Sometimes gravity unifies galaxies; sometimes it creates strife. But documenting these paradoxical processes is always a feat, even in the age of advanced space telescopes and astronomical modeling.
On February 14, NASA and the European Space Agency (ESA) posted a Hubble image depicting three galaxies swirling into one. The newborn formation is located 681 million light-years away from Earth in the Cancer constellation. The gravitational force of the triple merger is so intense, it’s packing dust into new stars and causing bulges in the galactic cloud (an effect known as tidal distortion).
Mergers are a common way for galaxies to grow and shape stars in disparate conditions. (The Milky Way as we know it is likely a result of a merger, based on the massive hump at its center.) The events can either be “gas wet,” meaning the parties involved are cold and gassy, or “gas dry,” where the bodies are older and have used up their gases. Wet mergers have a higher rate of star formation, and often birth bright, elliptical galaxies.
The merger that Hubble spied in the Cancer constellation has been in progress for more than a century. Labeled IC 2431, it was first discovered in 1896 by French astronomer Stephane Javelle who used a much smaller ground telescope. Though he identified it as a quadruple merger, NASA and ESA researchers think there are three galaxies in the gaseous churn.

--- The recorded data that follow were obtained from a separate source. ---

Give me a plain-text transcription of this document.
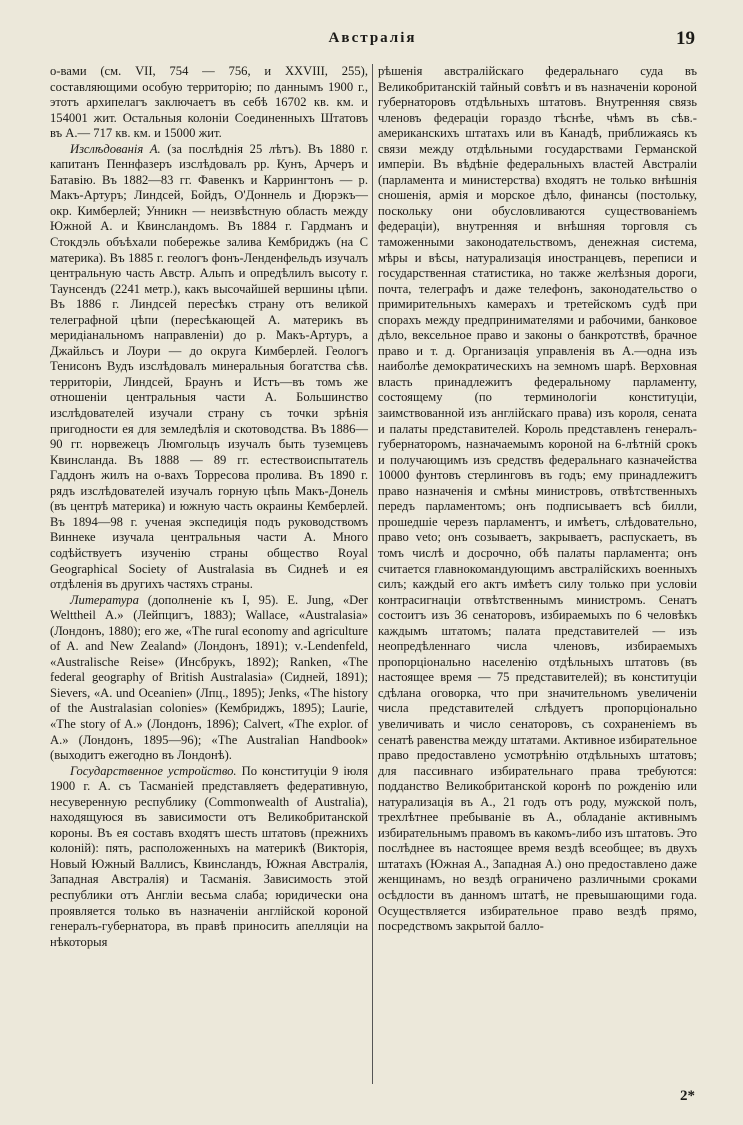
Австралія	19

о-вами (см. VII, 754 — 756, и XXVIII, 255), составляющими особую территорію; по даннымъ 1900 г., этотъ архипелагъ заключаетъ въ себѣ 16702 кв. км. и 154001 жит. Остальныя колоніи Соединенныхъ Штатовъ въ А.— 717 кв. км. и 15000 жит.

Изслѣдованія А. (за послѣднія 25 лѣтъ). Въ 1880 г. капитанъ Пеннфазеръ изслѣдовалъ рр. Кунъ, Арчеръ и Батавію. Въ 1882—83 гг. Фавенкъ и Каррингтонъ — р. Макъ-Артуръ; Линдсей, Бойдъ, О'Доннель и Дюрэкъ—окр. Кимберлей; Унникн — неизвѣстную область между Южной А. и Квинсландомъ. Въ 1884 г. Гардманъ и Стокдэль объѣхали побережье залива Кембриджъ (на С материка). Въ 1885 г. геологъ фонъ-Ленденфельдъ изучалъ центральную часть Австр. Альпъ и опредѣлилъ высоту г. Таунсендъ (2241 метр.), какъ высочайшей вершины цѣпи. Въ 1886 г. Линдсей пересѣкъ страну отъ великой телеграфной цѣпи (пересѣкающей А. материкъ въ меридіанальномъ направленіи) до р. Макъ-Артуръ, а Джайльсъ и Лоури — до округа Кимберлей. Геологъ Тенисонъ Вудъ изслѣдовалъ минеральныя богатства сѣв. территоріи, Линдсей, Браунъ и Истъ—въ томъ же отношеніи центральныя части А. Большинство изслѣдователей изучали страну съ точки зрѣнія пригодности ея для земледѣлія и скотоводства. Въ 1886—90 гг. норвежецъ Люмгольцъ изучалъ быть туземцевъ Квинсланда. Въ 1888 — 89 гг. естествоиспытатель Гаддонъ жилъ на о-вахъ Торресова пролива. Въ 1890 г. рядъ изслѣдователей изучалъ горную цѣпь Макъ-Донель (въ центрѣ материка) и южную часть окраины Кемберлей. Въ 1894—98 г. ученая экспедиція подъ руководствомъ Виннеке изучала центральныя части А. Много содѣйствуетъ изученію страны общество Royal Geographical Society of Australasia въ Сиднеѣ и ея отдѣленія въ другихъ частяхъ страны.

Литература (дополненіе къ I, 95). E. Jung, «Der Welttheil A.» (Лейпцигъ, 1883); Wallace, «Australasia» (Лондонъ, 1880); его же, «The rural economy and agriculture of A. and New Zealand» (Лондонъ, 1891); v.-Lendenfeld, «Australische Reise» (Инсбрукъ, 1892); Ranken, «The federal geography of British Australasia» (Сидней, 1891); Sievers, «A. und Oceanien» (Лпц., 1895); Jenks, «The history of the Australasian colonies» (Кембриджъ, 1895); Laurie, «The story of A.» (Лондонъ, 1896); Calvert, «The explor. of A.» (Лондонъ, 1895—96); «The Australian Handbook» (выходитъ ежегодно въ Лондонѣ).

Государственное устройство. По конституціи 9 іюля 1900 г. А. съ Тасманіей представляетъ федеративную, несуверенную республику (Commonwealth of Australia), находящуюся въ зависимости отъ Великобританской короны. Въ ея составъ входятъ шесть штатовъ (прежнихъ колоній): пять, расположенныхъ на материкѣ (Викторія, Новый Южный Валлисъ, Квинсландъ, Южная Австралія, Западная Австралія) и Тасманія. Зависимость этой республики отъ Англіи весьма слаба; юридически она проявляется только въ назначеніи англійской короной генералъ-губернатора, въ правѣ приносить апелляціи на нѣкоторыя

рѣшенія австралійскаго федеральнаго суда въ Великобританскій тайный совѣтъ и въ назначеніи короной губернаторовъ отдѣльныхъ штатовъ. Внутренняя связь членовъ федераціи гораздо тѣснѣе, чѣмъ въ сѣв.-американскихъ штатахъ или въ Канадѣ, приближаясь къ связи между отдѣльными государствами Германской имперіи. Въ вѣдѣніе федеральныхъ властей Австраліи (парламента и министерства) входятъ не только внѣшнія сношенія, армія и морское дѣло, финансы (постольку, поскольку они обусловливаются существованіемъ федераціи), внутренняя и внѣшняя торговля съ таможенными законодательствомъ, денежная система, мѣры и вѣсы, натурализація иностранцевъ, переписи и государственная статистика, но также желѣзныя дороги, почта, телеграфъ и даже телефонъ, законодательство о примирительныхъ камерахъ и третейскомъ судѣ при спорахъ между предпринимателями и рабочими, банковое дѣло, вексельное право и законы о банкротствѣ, брачное право и т. д. Организація управленія въ А.—одна изъ наиболѣе демократическихъ на земномъ шарѣ. Верховная власть принадлежитъ федеральному парламенту, состоящему (по терминологіи конституціи, заимствованной изъ англійскаго права) изъ короля, сената и палаты представителей. Король представленъ генералъ-губернаторомъ, назначаемымъ короной на 6-лѣтній срокъ и получающимъ изъ средствъ федеральнаго казначейства 10000 фунтовъ стерлинговъ въ годъ; ему принадлежитъ право назначенія и смѣны министровъ, отвѣтственныхъ передъ парламентомъ; онъ подписываетъ всѣ билли, прошедшіе черезъ парламентъ, и имѣетъ, слѣдовательно, право veto; онъ созываетъ, закрываетъ, распускаетъ, въ томъ числѣ и досрочно, обѣ палаты парламента; онъ считается главнокомандующимъ австралійскихъ военныхъ силъ; каждый его актъ имѣетъ силу только при условіи контрасигнаціи отвѣтственнымъ министромъ. Сенатъ состоитъ изъ 36 сенаторовъ, избираемыхъ по 6 человѣкъ каждымъ штатомъ; палата представителей — изъ неопредѣленнаго числа членовъ, избираемыхъ пропорціонально населенію отдѣльныхъ штатовъ (въ настоящее время — 75 представителей); въ конституціи сдѣлана оговорка, что при значительномъ увеличеніи числа представителей слѣдуетъ пропорціонально увеличивать и число сенаторовъ, съ сохраненіемъ въ сенатѣ равенства между штатами. Активное избирательное право предоставлено усмотрѣнію отдѣльныхъ штатовъ; для пассивнаго избирательнаго права требуются: подданство Великобританской коронѣ по рожденію или натурализація въ А., 21 годъ отъ роду, мужской полъ, трехлѣтнее пребываніе въ А., обладаніе активнымъ избирательнымъ правомъ въ какомъ-либо изъ штатовъ. Это послѣднее въ настоящее время вездѣ всеобщее; въ двухъ штатахъ (Южная А., Западная А.) оно предоставлено даже женщинамъ, но вездѣ ограничено различными сроками осѣдлости въ данномъ штатѣ, не превышающими года. Осуществляется избирательное право вездѣ прямо, посредствомъ закрытой балло-

2*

Meanwhile, 5,000 light-years away in the Rosette Nebulae, a collision between two passing galaxies is leading to “a firestorm of star formation.” On February 22, NASA and the ESA posted a Hubble shot of the ancient galaxy NGC 2444 yanking at the spiral galaxy NGC 2445 during an eons-long driveby. As NGC 2444 lumbers along, its massive gravitational field is teasing out NGC 2445’s gases, creating a trail of young blue stars. The newborn stellar masses rest at the heart of the smaller galaxy, and are estimated to be one to two million years old.
But there’s a dark side to this pairing, too. The Hubble image reveals a web of black gases leaking out from the core of the star birth; its origins and components are still largely a mystery. “Radio observations reveal a powerful source in the core that may be spearheading the outbursts,” the ESA writes in its post. “The radio source may have been produced by intense star formation or a black hole gobbling up material flowing into the center.”
The two space agencies plan to scan the formation again once the James Webb Space Telescope is fully operational. Webb’s infrared-light camera should be able to detect more stars that are shrouded in dust and invisible to Hubble’s decades-old instruments.